It has taken me a while to figure out that anxiety hardly pays, though, in a sense, I believe that there is an emotional currency in it. When I become anxious, my body becomes very tense. In a way, this tension actually can give me the illusory idea that my body is more 'substantial' than it actually is, and in that sense I start to prepare for action. Sometimes, I have observed this kind of things with cats especially. If you ever see a cat that is afraid of a person or another animal, it will usually either crouch in a contracted body position, or it will try to make itself larger than it really is. The crouched position can give the cat a survival advantage by making it less visible and a little bit less vulnerable to attacks, while the larger position makes the cat more dangerous-looking. In both cases, one tries to give oneself a sense of having more substance with which to fly from the enemy or to perhaps attack. With anxiety, there is usually this sense of seeming more than one really is.
It is interesting how, the less I try to base my existence on this feeling of 'being something', the less I feel a need to protect the body and person I identify as myself. It is much harder to do this, because one feels a lot more vulnerable. But there is not that much survival value to anxiety. For instance, trying to 'make myself big or small' in front of my boss just isn't going to do anything! Yet my body seems primed to do something when faced with even the anger or criticism of someone else.
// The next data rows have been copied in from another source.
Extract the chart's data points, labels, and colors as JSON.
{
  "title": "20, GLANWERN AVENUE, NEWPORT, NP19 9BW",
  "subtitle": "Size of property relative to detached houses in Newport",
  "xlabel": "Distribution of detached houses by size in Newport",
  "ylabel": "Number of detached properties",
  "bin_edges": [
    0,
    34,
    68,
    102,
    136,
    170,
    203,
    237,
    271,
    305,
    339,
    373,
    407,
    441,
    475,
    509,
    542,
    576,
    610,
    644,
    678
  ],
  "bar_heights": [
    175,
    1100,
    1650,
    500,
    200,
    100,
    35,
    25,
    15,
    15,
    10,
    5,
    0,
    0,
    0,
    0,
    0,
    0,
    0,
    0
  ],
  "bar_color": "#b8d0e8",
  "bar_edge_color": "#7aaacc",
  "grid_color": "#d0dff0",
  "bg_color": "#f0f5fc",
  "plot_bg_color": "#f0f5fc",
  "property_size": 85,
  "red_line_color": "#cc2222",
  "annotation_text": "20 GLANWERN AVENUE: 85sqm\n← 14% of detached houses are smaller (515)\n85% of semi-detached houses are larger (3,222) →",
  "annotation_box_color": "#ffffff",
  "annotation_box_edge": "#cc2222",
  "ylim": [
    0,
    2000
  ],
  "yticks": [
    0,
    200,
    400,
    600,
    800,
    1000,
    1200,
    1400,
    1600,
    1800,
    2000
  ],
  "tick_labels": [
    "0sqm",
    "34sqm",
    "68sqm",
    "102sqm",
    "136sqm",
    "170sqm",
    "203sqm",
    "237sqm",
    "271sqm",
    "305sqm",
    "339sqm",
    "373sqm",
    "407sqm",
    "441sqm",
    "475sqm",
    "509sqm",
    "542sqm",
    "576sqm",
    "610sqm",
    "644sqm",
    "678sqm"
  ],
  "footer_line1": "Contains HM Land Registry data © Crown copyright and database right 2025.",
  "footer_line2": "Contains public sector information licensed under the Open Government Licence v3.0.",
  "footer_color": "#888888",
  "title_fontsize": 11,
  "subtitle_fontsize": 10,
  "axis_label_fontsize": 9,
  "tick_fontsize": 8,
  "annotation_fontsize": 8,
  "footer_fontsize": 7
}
I think one thing to keep in mind with anxiety is that very little in life is a life or death situation. One often imagines that it is, but the anxiety is just based on an illusory desire for a protected, more substantial feeling of the self as an integrated whole, ready for fight or flight. The funny thing is that the mind doesn't change with the changing moods or body position, but because one is so attached to the body or moods, it seems like one 'is' one's body when anxious. I think that in a funny sense, there is a craving hidden in anxiety, which perpetuates it. Although nobody truly wants to be anxious, the feeling of tensing up the body seems more bearable than a feeling of being otherwise exposed to some perceived danger. In a similar sense, I wonder if the 'sense of self' is not simply a holdover from our animal existence in the scale of evolution, when 'crouching low' and 'looking big' were associated with enhanced protection against predators. Just as I try to hide myself in isolation or try to look bigger than I am, so the twin poles of self-deprecation and self-aggrandizement serve to protect my body against perceived threats. Could one's 'self' have potentially evolved from these basic understandings of the body's relation to the world?
I am not so sure if this theory is correct, but I am often curious to know what is the biological explanation or account for how the sense of self arises. Also, does this sense of how the self arises in nature perhaps help a person to let go of its illusory hold over the human psyche?